Senin, 07 November 2011

Anak Perempuanku

 Saat ini adalah moment terpenting buat anak sulungku. Kakak mulai sibuk dengan segudang aktivitas sekolahnya. Masa belajarnya yang kini duduk di bangku kelas VIII mulai disibukkan dengan kegiatan outing sekolahnya. Ah ikan kecilku sudah tidak bisa terkungkung lagi di aquarium yang nyaman dan aman. Sekarang sudah mulai merasakan sensasi sungai, muara dan akhirnya akan berenang ke lautan lepas.

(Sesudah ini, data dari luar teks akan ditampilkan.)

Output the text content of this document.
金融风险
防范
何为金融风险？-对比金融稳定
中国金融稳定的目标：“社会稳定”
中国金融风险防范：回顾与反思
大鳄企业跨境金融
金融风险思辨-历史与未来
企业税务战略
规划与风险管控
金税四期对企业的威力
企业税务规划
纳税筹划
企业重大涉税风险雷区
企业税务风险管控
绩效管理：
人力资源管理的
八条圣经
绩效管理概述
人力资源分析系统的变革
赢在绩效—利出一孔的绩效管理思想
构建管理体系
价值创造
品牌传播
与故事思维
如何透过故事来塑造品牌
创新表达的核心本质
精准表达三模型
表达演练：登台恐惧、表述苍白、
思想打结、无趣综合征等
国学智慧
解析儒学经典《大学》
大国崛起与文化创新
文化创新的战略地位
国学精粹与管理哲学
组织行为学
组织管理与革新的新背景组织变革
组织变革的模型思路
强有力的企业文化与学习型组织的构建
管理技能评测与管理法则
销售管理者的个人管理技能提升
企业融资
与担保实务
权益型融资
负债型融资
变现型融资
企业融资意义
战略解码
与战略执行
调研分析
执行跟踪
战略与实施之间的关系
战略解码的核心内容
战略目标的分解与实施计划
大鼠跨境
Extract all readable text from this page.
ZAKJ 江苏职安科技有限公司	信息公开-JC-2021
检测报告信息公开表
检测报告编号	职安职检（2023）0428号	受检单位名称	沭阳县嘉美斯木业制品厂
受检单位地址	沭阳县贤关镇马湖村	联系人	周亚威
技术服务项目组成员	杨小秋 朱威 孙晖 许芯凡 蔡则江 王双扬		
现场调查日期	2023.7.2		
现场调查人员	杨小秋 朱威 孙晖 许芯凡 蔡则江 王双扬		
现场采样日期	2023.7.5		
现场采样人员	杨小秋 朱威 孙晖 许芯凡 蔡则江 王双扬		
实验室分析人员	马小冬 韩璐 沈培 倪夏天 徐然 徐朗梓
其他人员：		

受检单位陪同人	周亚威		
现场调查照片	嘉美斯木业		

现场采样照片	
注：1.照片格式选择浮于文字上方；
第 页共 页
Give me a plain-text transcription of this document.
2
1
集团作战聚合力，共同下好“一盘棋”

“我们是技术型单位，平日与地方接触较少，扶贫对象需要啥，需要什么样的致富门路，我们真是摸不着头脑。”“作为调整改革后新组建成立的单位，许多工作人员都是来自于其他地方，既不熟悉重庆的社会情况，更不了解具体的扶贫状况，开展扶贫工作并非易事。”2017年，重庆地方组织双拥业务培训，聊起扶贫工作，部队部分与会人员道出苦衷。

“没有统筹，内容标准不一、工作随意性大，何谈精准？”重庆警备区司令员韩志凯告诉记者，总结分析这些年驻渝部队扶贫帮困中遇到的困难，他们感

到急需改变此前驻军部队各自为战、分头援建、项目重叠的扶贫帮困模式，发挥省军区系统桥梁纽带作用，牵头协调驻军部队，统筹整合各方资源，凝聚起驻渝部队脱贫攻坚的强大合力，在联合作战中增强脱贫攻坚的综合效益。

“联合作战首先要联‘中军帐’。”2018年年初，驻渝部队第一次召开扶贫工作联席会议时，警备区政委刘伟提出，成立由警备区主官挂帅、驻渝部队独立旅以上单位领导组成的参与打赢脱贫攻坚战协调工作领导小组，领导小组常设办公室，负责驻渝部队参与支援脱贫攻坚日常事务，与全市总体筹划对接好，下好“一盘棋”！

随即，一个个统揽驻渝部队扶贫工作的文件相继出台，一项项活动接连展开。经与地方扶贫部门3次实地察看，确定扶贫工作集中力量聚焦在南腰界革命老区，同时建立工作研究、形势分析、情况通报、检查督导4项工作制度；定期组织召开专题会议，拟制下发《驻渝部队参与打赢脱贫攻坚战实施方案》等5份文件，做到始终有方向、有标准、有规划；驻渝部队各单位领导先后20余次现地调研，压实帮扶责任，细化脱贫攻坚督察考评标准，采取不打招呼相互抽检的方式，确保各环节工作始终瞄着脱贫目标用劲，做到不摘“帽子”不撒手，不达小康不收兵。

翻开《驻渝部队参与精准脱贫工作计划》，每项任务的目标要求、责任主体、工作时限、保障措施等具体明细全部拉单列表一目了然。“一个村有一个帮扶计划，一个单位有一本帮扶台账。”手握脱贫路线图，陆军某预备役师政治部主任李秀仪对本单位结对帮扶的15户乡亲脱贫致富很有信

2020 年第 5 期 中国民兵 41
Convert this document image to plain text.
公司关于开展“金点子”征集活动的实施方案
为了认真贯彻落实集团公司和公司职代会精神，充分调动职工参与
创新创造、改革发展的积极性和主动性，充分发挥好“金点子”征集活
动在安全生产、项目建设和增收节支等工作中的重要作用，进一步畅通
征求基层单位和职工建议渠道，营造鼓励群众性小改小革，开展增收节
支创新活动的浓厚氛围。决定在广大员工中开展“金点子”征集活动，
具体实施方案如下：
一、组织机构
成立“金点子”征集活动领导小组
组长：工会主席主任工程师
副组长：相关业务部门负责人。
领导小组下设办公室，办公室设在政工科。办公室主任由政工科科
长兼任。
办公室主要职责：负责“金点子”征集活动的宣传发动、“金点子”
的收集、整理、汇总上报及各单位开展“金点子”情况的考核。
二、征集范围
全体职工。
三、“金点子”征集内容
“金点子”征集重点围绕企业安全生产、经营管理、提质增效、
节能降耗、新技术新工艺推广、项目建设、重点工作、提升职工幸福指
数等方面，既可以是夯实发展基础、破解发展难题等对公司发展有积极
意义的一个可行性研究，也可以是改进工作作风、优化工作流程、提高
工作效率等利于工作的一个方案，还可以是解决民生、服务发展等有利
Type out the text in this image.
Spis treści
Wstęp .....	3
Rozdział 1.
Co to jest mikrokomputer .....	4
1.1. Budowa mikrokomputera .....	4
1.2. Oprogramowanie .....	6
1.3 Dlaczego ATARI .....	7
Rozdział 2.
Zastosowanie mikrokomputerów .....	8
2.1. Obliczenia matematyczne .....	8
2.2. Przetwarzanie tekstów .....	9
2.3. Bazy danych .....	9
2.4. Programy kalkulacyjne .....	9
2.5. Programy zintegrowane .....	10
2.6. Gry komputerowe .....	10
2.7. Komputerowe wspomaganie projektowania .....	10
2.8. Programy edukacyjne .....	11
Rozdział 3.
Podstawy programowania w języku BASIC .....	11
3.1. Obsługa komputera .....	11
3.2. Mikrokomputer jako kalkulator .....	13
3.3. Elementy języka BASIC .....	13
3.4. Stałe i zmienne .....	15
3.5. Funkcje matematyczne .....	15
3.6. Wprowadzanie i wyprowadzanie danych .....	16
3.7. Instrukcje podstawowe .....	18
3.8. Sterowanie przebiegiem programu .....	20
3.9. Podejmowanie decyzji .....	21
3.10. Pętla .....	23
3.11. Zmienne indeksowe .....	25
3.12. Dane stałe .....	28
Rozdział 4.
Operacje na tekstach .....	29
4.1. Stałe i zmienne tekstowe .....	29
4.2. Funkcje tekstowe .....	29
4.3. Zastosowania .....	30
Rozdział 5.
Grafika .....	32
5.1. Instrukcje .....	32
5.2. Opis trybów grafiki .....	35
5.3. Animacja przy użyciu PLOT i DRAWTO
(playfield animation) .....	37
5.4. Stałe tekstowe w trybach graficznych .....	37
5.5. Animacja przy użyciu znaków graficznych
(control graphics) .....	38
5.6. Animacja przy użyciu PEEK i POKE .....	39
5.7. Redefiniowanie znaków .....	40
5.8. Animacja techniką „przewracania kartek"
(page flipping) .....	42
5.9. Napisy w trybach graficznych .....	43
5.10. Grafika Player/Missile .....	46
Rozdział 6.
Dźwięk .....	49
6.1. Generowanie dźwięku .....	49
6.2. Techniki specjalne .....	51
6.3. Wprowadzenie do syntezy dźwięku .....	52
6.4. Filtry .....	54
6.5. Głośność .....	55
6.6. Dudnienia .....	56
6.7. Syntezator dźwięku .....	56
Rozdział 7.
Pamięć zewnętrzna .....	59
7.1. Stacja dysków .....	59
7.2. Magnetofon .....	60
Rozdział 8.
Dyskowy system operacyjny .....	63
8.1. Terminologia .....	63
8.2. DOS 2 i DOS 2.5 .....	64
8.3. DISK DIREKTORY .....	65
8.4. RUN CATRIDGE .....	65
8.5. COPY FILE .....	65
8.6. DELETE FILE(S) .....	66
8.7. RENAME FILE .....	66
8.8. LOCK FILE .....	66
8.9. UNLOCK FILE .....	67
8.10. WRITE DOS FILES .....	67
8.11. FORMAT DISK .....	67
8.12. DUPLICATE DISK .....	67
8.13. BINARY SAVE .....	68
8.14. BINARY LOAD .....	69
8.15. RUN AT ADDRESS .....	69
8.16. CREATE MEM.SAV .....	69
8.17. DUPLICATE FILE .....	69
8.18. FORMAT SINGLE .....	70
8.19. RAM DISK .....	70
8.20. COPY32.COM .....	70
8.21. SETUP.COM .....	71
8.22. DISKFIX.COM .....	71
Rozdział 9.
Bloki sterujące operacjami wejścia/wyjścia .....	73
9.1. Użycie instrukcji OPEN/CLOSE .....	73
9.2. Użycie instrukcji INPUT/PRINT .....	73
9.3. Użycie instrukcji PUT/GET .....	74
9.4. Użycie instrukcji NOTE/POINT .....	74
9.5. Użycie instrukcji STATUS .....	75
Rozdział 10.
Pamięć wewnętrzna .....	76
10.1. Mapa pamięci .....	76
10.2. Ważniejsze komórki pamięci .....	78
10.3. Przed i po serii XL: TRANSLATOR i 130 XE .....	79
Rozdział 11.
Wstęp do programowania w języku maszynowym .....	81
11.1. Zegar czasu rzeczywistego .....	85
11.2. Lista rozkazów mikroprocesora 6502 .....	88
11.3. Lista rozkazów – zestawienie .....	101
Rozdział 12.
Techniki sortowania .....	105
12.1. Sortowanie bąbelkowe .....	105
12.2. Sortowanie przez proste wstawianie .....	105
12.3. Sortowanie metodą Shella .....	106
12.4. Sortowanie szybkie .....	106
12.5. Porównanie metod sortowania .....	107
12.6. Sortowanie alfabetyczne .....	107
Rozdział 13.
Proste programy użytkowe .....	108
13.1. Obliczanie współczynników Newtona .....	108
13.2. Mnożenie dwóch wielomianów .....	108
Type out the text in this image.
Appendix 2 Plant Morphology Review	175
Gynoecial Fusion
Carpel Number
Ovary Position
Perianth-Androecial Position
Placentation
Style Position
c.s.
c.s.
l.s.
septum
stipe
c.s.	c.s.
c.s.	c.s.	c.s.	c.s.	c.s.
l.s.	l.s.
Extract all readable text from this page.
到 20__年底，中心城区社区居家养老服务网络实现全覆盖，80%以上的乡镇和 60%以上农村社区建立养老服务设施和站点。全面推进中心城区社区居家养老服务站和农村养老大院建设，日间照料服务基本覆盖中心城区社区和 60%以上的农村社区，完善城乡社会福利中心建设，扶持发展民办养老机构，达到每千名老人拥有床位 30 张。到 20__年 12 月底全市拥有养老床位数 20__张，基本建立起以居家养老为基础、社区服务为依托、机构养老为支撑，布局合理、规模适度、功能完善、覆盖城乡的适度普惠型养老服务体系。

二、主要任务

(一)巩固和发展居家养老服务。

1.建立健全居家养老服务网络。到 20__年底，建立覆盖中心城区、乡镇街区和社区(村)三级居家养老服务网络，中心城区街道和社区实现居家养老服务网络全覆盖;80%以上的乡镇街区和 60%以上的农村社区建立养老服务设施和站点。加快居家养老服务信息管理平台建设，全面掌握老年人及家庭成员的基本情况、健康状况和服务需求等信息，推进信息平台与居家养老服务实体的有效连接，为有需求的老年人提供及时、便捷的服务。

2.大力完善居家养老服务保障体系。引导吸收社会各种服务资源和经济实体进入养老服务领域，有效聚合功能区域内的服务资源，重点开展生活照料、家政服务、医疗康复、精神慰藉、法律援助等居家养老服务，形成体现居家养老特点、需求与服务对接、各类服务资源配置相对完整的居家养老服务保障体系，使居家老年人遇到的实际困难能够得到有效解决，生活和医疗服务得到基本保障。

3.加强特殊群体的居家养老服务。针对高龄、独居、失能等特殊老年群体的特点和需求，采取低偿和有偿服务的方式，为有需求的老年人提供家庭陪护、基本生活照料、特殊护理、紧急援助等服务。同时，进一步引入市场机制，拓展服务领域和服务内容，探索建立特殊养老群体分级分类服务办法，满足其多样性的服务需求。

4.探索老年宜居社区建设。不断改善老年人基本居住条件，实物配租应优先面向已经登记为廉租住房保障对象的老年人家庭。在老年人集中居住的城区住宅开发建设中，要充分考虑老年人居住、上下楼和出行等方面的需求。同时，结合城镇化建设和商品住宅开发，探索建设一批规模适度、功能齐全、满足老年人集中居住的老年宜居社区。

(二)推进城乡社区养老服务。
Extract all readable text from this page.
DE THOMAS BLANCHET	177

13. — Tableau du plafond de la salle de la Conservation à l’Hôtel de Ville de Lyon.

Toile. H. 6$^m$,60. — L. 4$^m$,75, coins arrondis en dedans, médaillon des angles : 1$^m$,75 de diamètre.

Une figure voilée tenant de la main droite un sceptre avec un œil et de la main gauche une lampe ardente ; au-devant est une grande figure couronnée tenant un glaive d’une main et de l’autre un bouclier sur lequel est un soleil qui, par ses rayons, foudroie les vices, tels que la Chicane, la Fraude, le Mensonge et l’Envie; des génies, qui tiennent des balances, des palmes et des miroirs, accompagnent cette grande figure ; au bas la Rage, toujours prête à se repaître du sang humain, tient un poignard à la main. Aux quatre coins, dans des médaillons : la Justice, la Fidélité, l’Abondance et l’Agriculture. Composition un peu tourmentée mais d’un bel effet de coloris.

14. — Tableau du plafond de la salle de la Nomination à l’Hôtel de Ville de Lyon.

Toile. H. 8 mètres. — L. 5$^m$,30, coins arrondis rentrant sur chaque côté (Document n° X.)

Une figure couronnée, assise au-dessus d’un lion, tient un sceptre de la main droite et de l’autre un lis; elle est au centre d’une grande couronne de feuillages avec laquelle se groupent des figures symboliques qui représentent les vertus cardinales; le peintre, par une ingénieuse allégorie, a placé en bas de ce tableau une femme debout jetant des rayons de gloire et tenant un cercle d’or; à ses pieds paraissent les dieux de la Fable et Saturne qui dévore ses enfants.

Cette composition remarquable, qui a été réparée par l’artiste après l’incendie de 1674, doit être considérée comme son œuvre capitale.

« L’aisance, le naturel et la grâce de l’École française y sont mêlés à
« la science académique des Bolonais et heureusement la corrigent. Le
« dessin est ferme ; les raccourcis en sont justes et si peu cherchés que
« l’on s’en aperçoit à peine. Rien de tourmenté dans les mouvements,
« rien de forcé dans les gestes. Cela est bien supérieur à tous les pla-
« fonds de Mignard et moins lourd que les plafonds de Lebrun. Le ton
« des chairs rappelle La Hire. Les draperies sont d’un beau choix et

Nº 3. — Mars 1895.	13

Perjalanan pertama kakak tanpa didampingi orang tua adalah pergi ke Yogya. Dengan segudang petuah, anakku kulepas dengan memohon agar Allah SWT menjaga perjalannnya. Alhamdullilah ternyata kakak pulang tanpa kurang apapun. Dan yang mencengangkan ia adalah orang yang paling banyak belanja oleh-oleh ; untuk bunda dibeliin tas batik yang katanya ditawarkan Rp. 50 rb tapi akhirnya boleh ditawar menjadi Rp.30.000 (hahaha kalau ini gak susah nyari bibit bebet bobotnya pasti dari emaknya), buat ayah, adek, wak agus, pak aji, teh mumun, mbak marni, dek amel, dek Dilla selusin lebih tshirt di sediakan. Ah anak gadisku memang baik, peduli sama orang-orang yang menyayanginya. Hmmm.... ternyata selama ini saya hanya memperlsayakannya sebagai gadis kecil padahal ternyata ia tumbuh menjadi remaja yang cukup peka.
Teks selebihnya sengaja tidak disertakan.